Friday, January 25, 2008

A rogue financial system

To describe Jérôme Kerviel, the man who allegedly wiped out a year’s profits for the French bank Société Générale by making the wrong call on which way stock markets would move, as a “rogue trader” is convenient but entirely superficial. Kerviel was, after all, only engaged in what traders all over the world are doing every minute of the day in New York, London, Frankfurt, Tokyo and other major financial centres.

Kerviel apparently came to inhabit a fantasy world of his own, creating a parallel yet secret system of deals hidden from SocGen’s top management. But what was his fantasy existence if nothing more than a perverse expression of what the bank itself was actually engaged in – the world of fantasy finance?

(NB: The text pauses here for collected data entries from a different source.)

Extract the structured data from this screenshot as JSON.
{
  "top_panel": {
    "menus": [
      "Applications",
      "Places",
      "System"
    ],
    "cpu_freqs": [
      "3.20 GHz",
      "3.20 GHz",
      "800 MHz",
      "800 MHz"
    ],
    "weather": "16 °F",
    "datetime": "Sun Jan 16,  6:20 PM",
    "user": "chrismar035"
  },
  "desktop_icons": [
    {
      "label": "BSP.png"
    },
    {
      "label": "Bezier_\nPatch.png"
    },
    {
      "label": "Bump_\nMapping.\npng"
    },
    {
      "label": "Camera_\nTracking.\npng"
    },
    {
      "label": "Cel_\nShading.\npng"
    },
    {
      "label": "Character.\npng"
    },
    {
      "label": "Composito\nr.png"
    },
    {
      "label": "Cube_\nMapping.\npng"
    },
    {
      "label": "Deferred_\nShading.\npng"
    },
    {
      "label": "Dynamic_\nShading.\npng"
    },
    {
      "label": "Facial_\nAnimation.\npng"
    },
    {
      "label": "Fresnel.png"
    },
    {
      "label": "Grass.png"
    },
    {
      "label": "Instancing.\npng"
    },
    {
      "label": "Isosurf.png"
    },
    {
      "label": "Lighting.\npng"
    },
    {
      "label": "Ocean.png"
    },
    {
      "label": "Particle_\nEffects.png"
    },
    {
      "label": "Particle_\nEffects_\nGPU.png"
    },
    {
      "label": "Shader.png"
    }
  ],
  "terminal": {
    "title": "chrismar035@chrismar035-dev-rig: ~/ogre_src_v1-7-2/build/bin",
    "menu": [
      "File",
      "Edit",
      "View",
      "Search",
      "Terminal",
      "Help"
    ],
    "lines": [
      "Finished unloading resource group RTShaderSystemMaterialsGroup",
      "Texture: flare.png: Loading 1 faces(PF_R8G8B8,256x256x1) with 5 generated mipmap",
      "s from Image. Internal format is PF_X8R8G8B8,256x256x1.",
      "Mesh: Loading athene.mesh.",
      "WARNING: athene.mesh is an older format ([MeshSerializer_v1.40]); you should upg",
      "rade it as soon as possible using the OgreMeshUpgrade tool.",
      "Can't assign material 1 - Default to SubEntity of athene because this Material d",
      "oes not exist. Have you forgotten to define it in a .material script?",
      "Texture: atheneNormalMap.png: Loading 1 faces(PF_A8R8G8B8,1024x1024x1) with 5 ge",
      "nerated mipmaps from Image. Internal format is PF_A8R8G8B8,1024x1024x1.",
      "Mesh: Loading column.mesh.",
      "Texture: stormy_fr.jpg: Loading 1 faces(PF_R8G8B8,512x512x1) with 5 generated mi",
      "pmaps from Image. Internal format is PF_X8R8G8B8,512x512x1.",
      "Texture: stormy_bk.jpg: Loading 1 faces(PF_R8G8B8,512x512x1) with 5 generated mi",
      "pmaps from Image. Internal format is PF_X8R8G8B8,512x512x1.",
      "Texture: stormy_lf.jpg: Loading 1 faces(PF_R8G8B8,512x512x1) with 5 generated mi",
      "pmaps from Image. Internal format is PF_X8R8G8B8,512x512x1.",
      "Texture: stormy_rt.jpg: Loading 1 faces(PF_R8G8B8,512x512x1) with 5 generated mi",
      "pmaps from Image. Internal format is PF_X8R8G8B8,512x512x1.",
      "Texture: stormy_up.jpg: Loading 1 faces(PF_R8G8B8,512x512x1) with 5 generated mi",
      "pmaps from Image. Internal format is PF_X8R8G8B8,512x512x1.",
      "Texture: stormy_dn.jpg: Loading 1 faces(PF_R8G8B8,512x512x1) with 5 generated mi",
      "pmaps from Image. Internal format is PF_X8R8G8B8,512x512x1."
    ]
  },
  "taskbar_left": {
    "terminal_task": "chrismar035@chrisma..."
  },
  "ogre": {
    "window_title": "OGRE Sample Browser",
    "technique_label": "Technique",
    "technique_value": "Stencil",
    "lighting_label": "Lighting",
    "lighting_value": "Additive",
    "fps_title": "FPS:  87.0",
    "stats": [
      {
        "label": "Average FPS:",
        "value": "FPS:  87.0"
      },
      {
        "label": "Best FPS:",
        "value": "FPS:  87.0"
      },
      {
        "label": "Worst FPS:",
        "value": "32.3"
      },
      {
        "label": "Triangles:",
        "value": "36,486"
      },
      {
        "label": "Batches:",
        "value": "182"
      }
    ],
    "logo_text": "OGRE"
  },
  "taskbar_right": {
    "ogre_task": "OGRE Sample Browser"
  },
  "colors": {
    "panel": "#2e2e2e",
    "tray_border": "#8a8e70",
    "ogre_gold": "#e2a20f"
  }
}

SocGen, like banks all round the world, has in the last 30 years become deeply involved in recycling debt, the buying and selling of exotic financial instruments such as derivatives and general speculation about the future movements of markets. While this seemed a great way to rack up profits, it was essentially a work of fiction rather than fact.

For the conjurer’s trick to work, the global economy had to keep on growing and create the increases in real wealth needed to service the mountains of debt that were clogging up financial markets. The recession in the US, expressed in the collapse in the housing and mortgage markets, was enough to begin the unravelling which are now witnessing.

SocGen’s losses of £3.7 billion are but a mere drop in the ocean compared to what the markets are facing. Some experts say, for example, that the amount of unrepayable sub prime housing debt alone held by banks worldwide amounts to $3 trillion – that’s with 12 noughts in case you are interested! As for the total debt in the system, no one is really sure of the total. As it revealed Kerviel’s calamity, SocGen also announced it had taken a £1.5 billion hit from the US mortgage crisis.

The revelations by SocGen are another blow to global markets suffering a dramatic loss of confidence. Banks started to refuse to lend to each other on the basis that they could not be sure whether borrowers secretly held loads of bad debt and therefore would prove incapable of making repayments. There are suggestions that SocGen held back on what had happened until it had sorted out its own position first. Such is the volatility in the markets, that it is even suggested that SocGen’s unwinding of the positions Kerviel had committed the bank to led to the sale of up to £40 billion of shares this week, reinforcing the slide in share prices.

Whatever the truth, you can be sure that the SocGen saga won’t be the last. The world of fantasy finance is coming down to earth with a bang, driving on the economic recession and calling into question the entire legitimacy of the capitalist market economy.